With this in mind we have to recognize that there is a reason why things are the way they are. There's a reason people need a license to drive and even to fish. These permissions didn't used to exist and they were fabricated for a reason, just like IP laws and their associated cease-and-desist orders.
There's a weird dichotomy here in which it is believed that patents and the ability to own ideas on a legal level fosters innovation by providing the proper incentives. However there's also an equal and opposite argument to be made that these patents and ownership completely kill innovation by allowing companies to burn the bridge behind them and not allowing citizens to experiment with the infrastructure they've built. It's very much a double-edged sword, just like permissionless crypto acting as the foil to this paradigm.
Conclusion
Is a vampire attack really just basic competition between two competing systems? I guess it just depends on how we define it. Considering that most vampire attacks in crypto inevitably lead to a lot of people losing all their money I think we do have to recognize that there's a lot of nuance when it comes to sustainability and intent.

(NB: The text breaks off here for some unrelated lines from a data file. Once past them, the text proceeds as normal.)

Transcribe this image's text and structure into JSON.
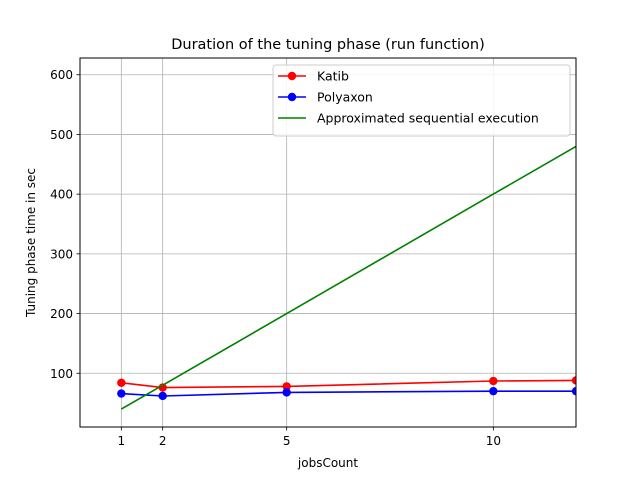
{
  "chart_data": {
    "type": "line",
    "title": "Duration of the tuning phase (run function)",
    "xlabel": "jobsCount",
    "ylabel": "Tuning phase time in sec",
    "xlim": [
      0,
      12
    ],
    "ylim": [
      10,
      628
    ],
    "xticks": [
      1,
      2,
      5,
      10
    ],
    "yticks": [
      100,
      200,
      300,
      400,
      500,
      600
    ],
    "grid": true,
    "legend_position": "top-right",
    "series": [
      {
        "name": "Katib",
        "color": "#ff0000",
        "marker": "circle",
        "x": [
          1,
          2,
          5,
          10,
          12
        ],
        "y": [
          84,
          76,
          78,
          87,
          88
        ]
      },
      {
        "name": "Polyaxon",
        "color": "#0000ff",
        "marker": "circle",
        "x": [
          1,
          2,
          5,
          10,
          12
        ],
        "y": [
          66,
          62,
          68,
          70,
          70
        ]
      },
      {
        "name": "Approximated sequential execution",
        "color": "#008000",
        "marker": "none",
        "x": [
          1,
          2,
          5,
          10,
          12
        ],
        "y": [
          40,
          80,
          200,
          400,
          480
        ]
      }
    ]
  }
}
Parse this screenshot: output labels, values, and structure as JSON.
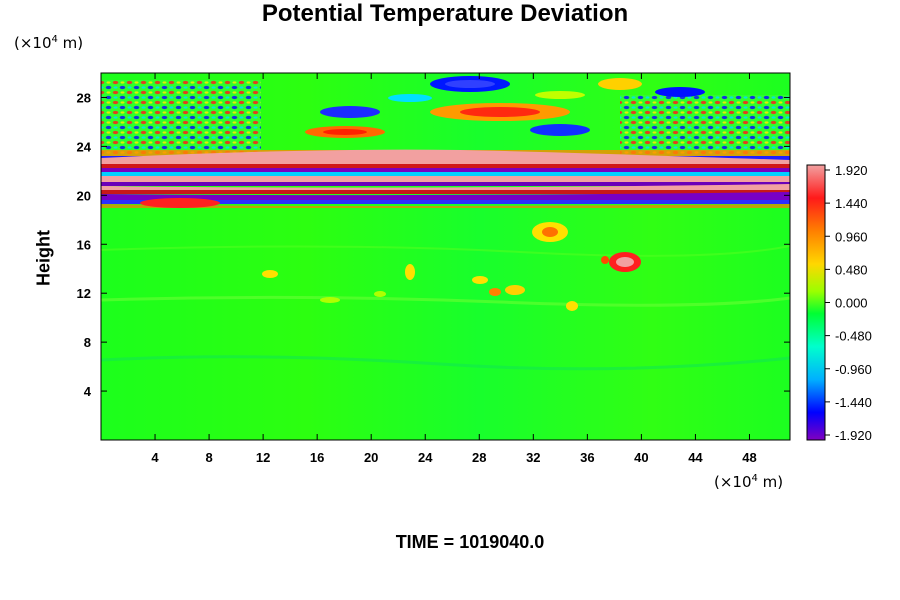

For example, I would say that Thorchain's lending protocol is not a vampire attack against MakerDAO/DAI lending because personally I believe that DAI's interest rate is exploitative, absurd, and nonsensical. Sometimes the first project is greedy because they are the only game in town so they charge fees that shouldn't exist (just like Grayscale did with their BTC ETF). In these situations it's proper and correct to undercut the greedy goblins. But if the new model is completely unsustainable and doomed to crash to zero that's obviously a problem. Hindsight is 20/20 in that regard to be sure. It's hard to know one way or another until the new thing survives a bear market.